Por Sandra Lobo | Colaboração: Rita Silva e Paula Ramos

Para algumas culturas, o excesso de pelos na região pubiana sempre foi considerado um pecado estético. Por exemplo, na Sibéria, por volta de 1800, a mulher que não eliminasse seus pelos púbicos era considerada possuída pelo demônio. Já no Japão, a falta de pelos pubianos era uma prova de esterilidade e também um motivo para se terminar um casamento.

Controvérsias à parte, coube aos artistas a popularização do que poderíamos chamar de “zona erógena” feminina. Desde a antiga Grécia, os artistas têm pintado ou esculpido nus femininos, mostrando ao mundo, e de maneira bastante realista, que os pelos pubianos também poderiam ser motivo de encantamento e arte.

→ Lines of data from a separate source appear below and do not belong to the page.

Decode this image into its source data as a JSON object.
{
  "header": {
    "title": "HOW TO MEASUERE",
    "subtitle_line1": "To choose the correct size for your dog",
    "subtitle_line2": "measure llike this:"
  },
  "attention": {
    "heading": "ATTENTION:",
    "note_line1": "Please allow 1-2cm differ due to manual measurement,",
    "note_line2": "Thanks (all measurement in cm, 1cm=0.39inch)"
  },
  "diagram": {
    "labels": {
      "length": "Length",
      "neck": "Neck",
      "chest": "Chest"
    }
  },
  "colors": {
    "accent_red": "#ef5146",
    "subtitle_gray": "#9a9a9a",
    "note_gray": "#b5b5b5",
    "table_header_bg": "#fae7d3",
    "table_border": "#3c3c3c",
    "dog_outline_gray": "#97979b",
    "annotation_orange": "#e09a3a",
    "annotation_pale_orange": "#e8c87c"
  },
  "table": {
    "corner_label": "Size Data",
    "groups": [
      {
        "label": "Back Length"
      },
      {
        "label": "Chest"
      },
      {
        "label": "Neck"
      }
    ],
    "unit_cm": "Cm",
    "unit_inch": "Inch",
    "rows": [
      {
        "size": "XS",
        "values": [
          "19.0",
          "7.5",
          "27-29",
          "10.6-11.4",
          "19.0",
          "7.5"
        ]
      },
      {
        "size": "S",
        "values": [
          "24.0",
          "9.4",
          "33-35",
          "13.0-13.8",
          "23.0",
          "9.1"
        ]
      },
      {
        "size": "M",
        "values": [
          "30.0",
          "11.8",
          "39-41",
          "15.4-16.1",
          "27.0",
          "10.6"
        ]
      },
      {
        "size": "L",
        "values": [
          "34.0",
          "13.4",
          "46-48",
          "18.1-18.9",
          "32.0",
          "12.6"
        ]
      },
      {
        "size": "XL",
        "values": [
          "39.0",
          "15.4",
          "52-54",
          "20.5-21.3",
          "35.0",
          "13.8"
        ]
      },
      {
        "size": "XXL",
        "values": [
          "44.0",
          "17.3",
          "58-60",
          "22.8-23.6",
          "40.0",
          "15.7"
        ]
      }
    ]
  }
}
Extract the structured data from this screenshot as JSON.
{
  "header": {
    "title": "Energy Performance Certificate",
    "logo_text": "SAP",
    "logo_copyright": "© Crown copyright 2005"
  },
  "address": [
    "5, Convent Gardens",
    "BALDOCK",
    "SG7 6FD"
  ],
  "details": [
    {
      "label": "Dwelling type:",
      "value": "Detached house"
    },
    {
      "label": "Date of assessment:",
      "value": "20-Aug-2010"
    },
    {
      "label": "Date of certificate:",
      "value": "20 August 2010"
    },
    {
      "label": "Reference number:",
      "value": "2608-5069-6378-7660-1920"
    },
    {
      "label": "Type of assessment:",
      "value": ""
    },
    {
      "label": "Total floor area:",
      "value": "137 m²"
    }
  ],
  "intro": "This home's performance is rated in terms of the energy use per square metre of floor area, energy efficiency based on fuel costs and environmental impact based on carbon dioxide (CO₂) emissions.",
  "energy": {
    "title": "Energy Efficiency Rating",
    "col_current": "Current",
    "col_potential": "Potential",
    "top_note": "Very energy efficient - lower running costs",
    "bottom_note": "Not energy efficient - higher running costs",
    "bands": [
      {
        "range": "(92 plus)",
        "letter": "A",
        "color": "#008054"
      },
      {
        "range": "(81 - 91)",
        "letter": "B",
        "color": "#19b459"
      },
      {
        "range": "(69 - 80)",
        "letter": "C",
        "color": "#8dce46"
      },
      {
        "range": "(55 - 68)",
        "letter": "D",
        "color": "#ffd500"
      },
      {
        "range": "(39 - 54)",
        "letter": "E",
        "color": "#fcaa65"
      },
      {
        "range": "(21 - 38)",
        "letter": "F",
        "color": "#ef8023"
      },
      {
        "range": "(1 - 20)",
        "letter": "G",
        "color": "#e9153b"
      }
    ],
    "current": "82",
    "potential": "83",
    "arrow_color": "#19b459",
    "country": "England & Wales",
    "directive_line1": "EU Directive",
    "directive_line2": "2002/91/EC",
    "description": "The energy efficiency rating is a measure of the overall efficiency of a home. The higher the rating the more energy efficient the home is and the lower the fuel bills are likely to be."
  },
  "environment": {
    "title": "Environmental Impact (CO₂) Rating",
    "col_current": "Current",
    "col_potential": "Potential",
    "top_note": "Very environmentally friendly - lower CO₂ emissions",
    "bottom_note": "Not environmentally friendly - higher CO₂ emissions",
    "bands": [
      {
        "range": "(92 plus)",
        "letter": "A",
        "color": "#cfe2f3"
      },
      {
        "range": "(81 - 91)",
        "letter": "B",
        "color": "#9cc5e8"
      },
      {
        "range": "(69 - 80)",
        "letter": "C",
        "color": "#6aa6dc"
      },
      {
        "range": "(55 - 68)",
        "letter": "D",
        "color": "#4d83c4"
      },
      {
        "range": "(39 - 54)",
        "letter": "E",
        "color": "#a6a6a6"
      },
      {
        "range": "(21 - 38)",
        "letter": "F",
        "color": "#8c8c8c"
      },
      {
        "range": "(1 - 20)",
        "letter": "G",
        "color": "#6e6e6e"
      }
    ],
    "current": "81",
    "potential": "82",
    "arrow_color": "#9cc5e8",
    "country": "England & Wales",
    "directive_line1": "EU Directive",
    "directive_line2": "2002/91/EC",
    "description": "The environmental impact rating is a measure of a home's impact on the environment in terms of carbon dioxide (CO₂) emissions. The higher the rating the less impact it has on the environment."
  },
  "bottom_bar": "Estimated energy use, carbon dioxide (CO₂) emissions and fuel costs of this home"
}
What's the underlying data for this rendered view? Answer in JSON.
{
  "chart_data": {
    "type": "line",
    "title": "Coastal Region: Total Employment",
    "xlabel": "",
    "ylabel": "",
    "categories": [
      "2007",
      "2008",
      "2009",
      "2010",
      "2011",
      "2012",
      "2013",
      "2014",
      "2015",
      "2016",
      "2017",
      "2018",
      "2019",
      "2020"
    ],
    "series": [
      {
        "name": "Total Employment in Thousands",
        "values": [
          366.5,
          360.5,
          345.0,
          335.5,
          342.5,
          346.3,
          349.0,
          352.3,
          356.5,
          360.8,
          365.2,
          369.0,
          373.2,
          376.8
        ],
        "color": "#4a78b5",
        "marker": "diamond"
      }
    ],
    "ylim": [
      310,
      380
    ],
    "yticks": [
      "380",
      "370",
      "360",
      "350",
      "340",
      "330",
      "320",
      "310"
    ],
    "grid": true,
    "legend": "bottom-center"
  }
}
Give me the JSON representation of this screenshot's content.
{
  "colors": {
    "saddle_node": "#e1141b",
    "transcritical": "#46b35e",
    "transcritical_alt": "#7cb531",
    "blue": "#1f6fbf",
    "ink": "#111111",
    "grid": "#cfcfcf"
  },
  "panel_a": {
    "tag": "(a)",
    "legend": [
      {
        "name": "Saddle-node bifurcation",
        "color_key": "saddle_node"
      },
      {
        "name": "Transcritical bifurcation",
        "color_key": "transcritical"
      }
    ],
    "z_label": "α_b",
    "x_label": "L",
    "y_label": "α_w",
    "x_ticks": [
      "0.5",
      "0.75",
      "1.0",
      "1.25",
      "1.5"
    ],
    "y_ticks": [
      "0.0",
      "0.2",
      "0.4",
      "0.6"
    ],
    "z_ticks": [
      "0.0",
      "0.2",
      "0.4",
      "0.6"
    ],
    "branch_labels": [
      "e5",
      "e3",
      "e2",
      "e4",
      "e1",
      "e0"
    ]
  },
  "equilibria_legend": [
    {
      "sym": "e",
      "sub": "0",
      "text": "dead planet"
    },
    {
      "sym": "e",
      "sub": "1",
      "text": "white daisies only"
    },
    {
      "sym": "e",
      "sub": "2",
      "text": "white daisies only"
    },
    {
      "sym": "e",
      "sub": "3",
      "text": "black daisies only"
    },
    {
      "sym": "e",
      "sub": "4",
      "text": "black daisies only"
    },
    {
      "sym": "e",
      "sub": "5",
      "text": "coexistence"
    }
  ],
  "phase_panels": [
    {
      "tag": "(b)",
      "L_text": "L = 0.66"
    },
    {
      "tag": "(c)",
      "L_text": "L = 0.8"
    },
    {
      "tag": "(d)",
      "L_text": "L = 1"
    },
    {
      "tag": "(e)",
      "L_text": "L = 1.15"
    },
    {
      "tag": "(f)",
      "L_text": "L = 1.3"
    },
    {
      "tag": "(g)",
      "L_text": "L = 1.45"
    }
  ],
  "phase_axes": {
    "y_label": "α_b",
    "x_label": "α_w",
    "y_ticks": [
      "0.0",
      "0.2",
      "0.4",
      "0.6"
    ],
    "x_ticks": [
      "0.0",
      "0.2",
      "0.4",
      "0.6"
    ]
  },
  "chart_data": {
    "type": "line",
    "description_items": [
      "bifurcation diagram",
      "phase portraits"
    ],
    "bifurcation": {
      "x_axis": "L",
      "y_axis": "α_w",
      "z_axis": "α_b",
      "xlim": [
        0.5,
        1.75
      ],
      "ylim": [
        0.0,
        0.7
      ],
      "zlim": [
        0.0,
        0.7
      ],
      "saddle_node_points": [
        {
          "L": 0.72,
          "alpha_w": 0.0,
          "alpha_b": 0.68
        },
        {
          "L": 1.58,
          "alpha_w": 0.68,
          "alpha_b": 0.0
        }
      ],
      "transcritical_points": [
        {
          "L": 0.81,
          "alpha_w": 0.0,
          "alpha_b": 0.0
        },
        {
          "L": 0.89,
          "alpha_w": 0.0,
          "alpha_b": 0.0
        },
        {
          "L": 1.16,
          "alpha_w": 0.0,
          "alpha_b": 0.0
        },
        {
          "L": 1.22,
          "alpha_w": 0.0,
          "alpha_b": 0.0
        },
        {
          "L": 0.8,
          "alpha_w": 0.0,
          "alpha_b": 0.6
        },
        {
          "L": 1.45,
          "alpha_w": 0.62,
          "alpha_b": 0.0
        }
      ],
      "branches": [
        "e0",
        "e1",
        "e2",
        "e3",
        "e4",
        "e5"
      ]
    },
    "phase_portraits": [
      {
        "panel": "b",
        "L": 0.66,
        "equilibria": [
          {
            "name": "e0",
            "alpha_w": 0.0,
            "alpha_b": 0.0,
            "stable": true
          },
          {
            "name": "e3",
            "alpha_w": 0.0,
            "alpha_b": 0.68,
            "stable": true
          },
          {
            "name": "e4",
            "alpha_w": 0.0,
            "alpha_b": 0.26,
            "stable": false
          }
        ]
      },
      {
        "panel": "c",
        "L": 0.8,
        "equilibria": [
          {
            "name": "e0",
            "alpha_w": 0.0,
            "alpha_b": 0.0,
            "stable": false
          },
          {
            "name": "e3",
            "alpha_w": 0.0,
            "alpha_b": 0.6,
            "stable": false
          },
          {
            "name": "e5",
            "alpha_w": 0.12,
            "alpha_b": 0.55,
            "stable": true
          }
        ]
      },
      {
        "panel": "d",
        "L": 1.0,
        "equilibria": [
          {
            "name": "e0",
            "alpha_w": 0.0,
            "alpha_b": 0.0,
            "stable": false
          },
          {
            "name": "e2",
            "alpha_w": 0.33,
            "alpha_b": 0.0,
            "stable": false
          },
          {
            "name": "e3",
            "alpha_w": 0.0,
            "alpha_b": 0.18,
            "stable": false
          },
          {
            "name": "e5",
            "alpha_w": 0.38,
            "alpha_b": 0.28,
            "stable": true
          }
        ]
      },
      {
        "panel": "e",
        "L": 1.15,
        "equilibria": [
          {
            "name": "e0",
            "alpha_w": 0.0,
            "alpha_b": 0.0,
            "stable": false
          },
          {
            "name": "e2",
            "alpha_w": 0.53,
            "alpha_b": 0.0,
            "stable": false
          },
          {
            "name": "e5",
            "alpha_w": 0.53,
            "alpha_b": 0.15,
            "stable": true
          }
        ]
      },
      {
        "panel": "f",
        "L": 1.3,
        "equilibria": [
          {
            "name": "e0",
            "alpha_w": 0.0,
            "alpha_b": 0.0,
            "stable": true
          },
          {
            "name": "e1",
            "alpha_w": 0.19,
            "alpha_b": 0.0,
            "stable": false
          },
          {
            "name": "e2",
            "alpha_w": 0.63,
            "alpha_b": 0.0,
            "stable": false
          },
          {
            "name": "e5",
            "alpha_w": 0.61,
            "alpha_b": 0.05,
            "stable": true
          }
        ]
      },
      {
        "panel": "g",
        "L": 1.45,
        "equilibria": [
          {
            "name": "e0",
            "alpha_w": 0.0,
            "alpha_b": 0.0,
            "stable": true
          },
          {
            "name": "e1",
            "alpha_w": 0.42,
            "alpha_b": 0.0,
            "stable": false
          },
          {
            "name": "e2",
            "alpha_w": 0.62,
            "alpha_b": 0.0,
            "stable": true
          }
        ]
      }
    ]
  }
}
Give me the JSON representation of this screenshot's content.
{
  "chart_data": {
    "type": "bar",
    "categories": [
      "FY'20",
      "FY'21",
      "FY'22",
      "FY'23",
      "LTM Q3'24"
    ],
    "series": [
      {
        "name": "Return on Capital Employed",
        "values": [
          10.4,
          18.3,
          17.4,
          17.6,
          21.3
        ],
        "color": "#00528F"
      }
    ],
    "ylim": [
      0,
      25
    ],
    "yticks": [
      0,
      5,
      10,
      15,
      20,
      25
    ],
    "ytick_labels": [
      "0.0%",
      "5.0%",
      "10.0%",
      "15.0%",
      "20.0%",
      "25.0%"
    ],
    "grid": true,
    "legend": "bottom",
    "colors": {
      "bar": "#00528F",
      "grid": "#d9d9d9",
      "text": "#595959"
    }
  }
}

Como exemplo, podemos citar Gustave Courbet com L ‘Origine du Monde; Albrecht Durer, com Eve; ou Modigliani com seu Nude. Todas, pinturas espetaculares mostrando nus frontais femininos. Claro que, na época, pouco ou nada se falava sobre métodos depilatórios, apesar de que, desde os tempos da vaidosa Cleópatra, as mulheres costumavam depilar a região da virilha com uma cera feita de mel e limão.

Hoje em dia, depilar a região púbica tornou-se não somente uma questão estética, mas também uma questão de higiene. Mas, houve uma época em que as mulheres, mais precisamente nos anos 70, se renderam e deixaram a depilação de lado. A moda era longos pelos nas axilas, virilha, pernas. Hoje, para nós um tanto quanto estranho. Para elas, na época, um símbolo marcante de rebeldia.

E no quesito depilação e estética, o Brasil é realmente um país pioneiro. País tropical, ou melhor dizendo “Tropicaliente”, onde as mulheres costumam usar e ousar com biquínis e lingeries mais cavadas, a região da virilha recebe uma atenção toda especial. Como consequência, foram criadas as mais diversas técnicas de depilação como cera fria, quente, cremes e também a descoloração da região, conhecido como Banho-de-Lua.

Claro que existem outras técnicas extremamente modernas, como a depilação a laser, mas o método mais usado é mesmo a depilação com cera quente, que, no Brasil, já e um hábito incorporado a rotina das mulheres que procuram evitar a gilete. Isso porque o corte com a gilete faz com que os pelos cresçam mais fortes. Já a depilação com cera, que elimina os pelos na raiz, faz com que cresçam cada vez mais fracos, deixando-os macios e suaves ao toque.

Saindo na frente na questão depilação, as brasileiras já inventaram a calcinha descartável, tanto para deixar a cliente mais à vontade como também para evitar sujar a lingerie com restos de cera. Isso sem falar na última novidade, que são os adesivos com os mais diversos formatos como flor ou estrela, que a esteticista usa como molde para desenhar a região da púbis.

E, falando em depilação, não poderíamos deixar de citaras J.Sisters. Sete irmãs brasileiras radicadas em Nova York desde 1987, que introduziram o Brasilian Bikini Wax Em 1994, fazendo o mair sucesso e atendendo celebridades Naomi Campbell, Vanessa Willians e Sandra Bullock. E qual é o segredo do sucesso do Brasilian Wax? Sengundo Jonice, uma das J. sisters, o diferencial está não na técnica, mas na maneira como é feita a depilação. Todo o pelo da região anal é retirado, e na púbis é deixando somente um triângulo. Como certeza, muito mais higiênico do que a depilação que geralmente é feita nos salões convencionais. Que o diga a clientela hollywodiana das J. Sisters.